The price of a Forever stamp and other mail will rise by 3 cents on January 26, 2014. This represents the largest rate hike in 11 years. The increase will be in effect for two years, giving the USPS a temporary shot of extra revenue. “Allowing the rates to remain in effect indefinitely would result in over recovery of the financial impact of the Great Recession on the Postal Service,” wrote the commission.
The PRC (Postal Rate Commission) approved the exigent increase by a 2 to 1 vote, resulting in a 6% overall jump in postal rates. This is the first extra revenue for the USPS since the 2006 law limited rate increases to the rate of inflation.
In addition to First-Class mail, the higher rates will apply to magazines, newspapers, advertising mail and bills – which together account for most of the 158 billion pieces of mail delivered every year.
A review of the Exigent Rate Case from our partner, Thomas Glassman of Wilen Direct.

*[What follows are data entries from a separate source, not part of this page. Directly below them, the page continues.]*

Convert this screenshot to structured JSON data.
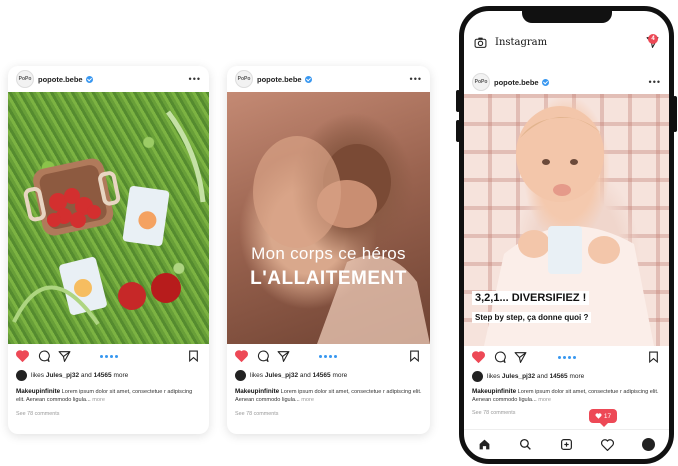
{
  "posts": [
    {
      "username": "popote.bebe",
      "logo_text": "PoPo",
      "more": "•••",
      "liked_by_prefix": "likes",
      "liked_by_user": "Jules_pj32",
      "liked_by_and": "and",
      "like_count": "14565",
      "liked_by_suffix": "more",
      "caption_user": "Makeupinfinite",
      "caption_text": "Lorem ipsum dolor sit amet, consectetue r adipiscing elit. Aenean commodo ligula...",
      "caption_more": "more",
      "comments": "See 78 comments",
      "liked": false
    },
    {
      "username": "popote.bebe",
      "logo_text": "PoPo",
      "more": "•••",
      "overlay_line1": "Mon corps ce héros",
      "overlay_line2": "L'ALLAITEMENT",
      "liked_by_prefix": "likes",
      "liked_by_user": "Jules_pj32",
      "liked_by_and": "and",
      "like_count": "14565",
      "liked_by_suffix": "more",
      "caption_user": "Makeupinfinite",
      "caption_text": "Lorem ipsum dolor sit amet, consectetue r adipiscing elit. Aenean commodo ligula...",
      "caption_more": "more",
      "comments": "See 78 comments",
      "liked": true
    },
    {
      "username": "popote.bebe",
      "logo_text": "PoPo",
      "more": "•••",
      "overlay_line1": "3,2,1... DIVERSIFIEZ !",
      "overlay_line2": "Step by step, ça donne quoi ?",
      "liked_by_prefix": "likes",
      "liked_by_user": "Jules_pj32",
      "liked_by_and": "and",
      "like_count": "14565",
      "liked_by_suffix": "more",
      "caption_user": "Makeupinfinite",
      "caption_text": "Lorem ipsum dolor sit amet, consectetue r adipiscing elit. Aenean commodo ligula...",
      "caption_more": "more",
      "comments": "See 78 comments",
      "liked": true
    }
  ],
  "phone": {
    "app_title": "Instagram",
    "dm_badge": "4",
    "notification_count": "17"
  },
  "colors": {
    "like_red": "#ed4956",
    "dots_blue": "#3897f0"
  }
}
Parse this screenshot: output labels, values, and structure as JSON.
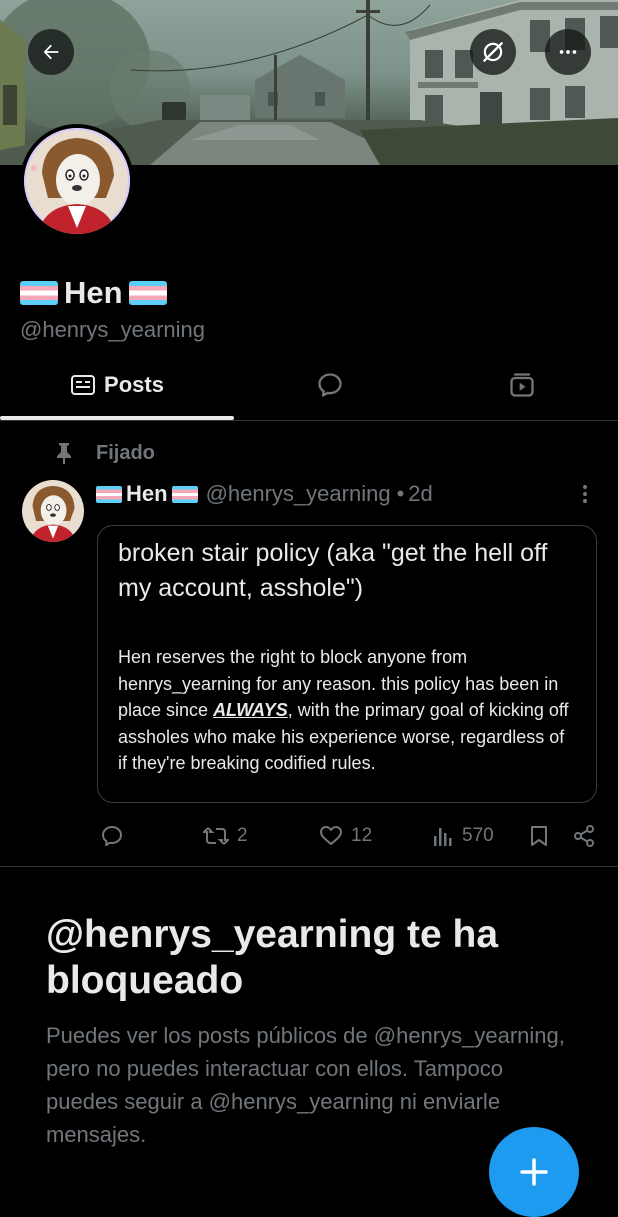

Mr. Tom Glassman of Wilen Direct
In general, the Postal Rate Commission granted the USPS request for additional revenue as a result of recession related losses. Even though the mailing industry argued that the losses were from diversion to other marketing methods. As a result, the rates contained in its exigent price filing would be allowed to take effect on January 26th. However, the PRC did not agree that the rate increase should be permanent and so directed that the rates should be implemented as a “surcharge”. The USPS was further directed to submit a plan for the eventual removal of that surcharge. I believe that you will see them in place for a long time.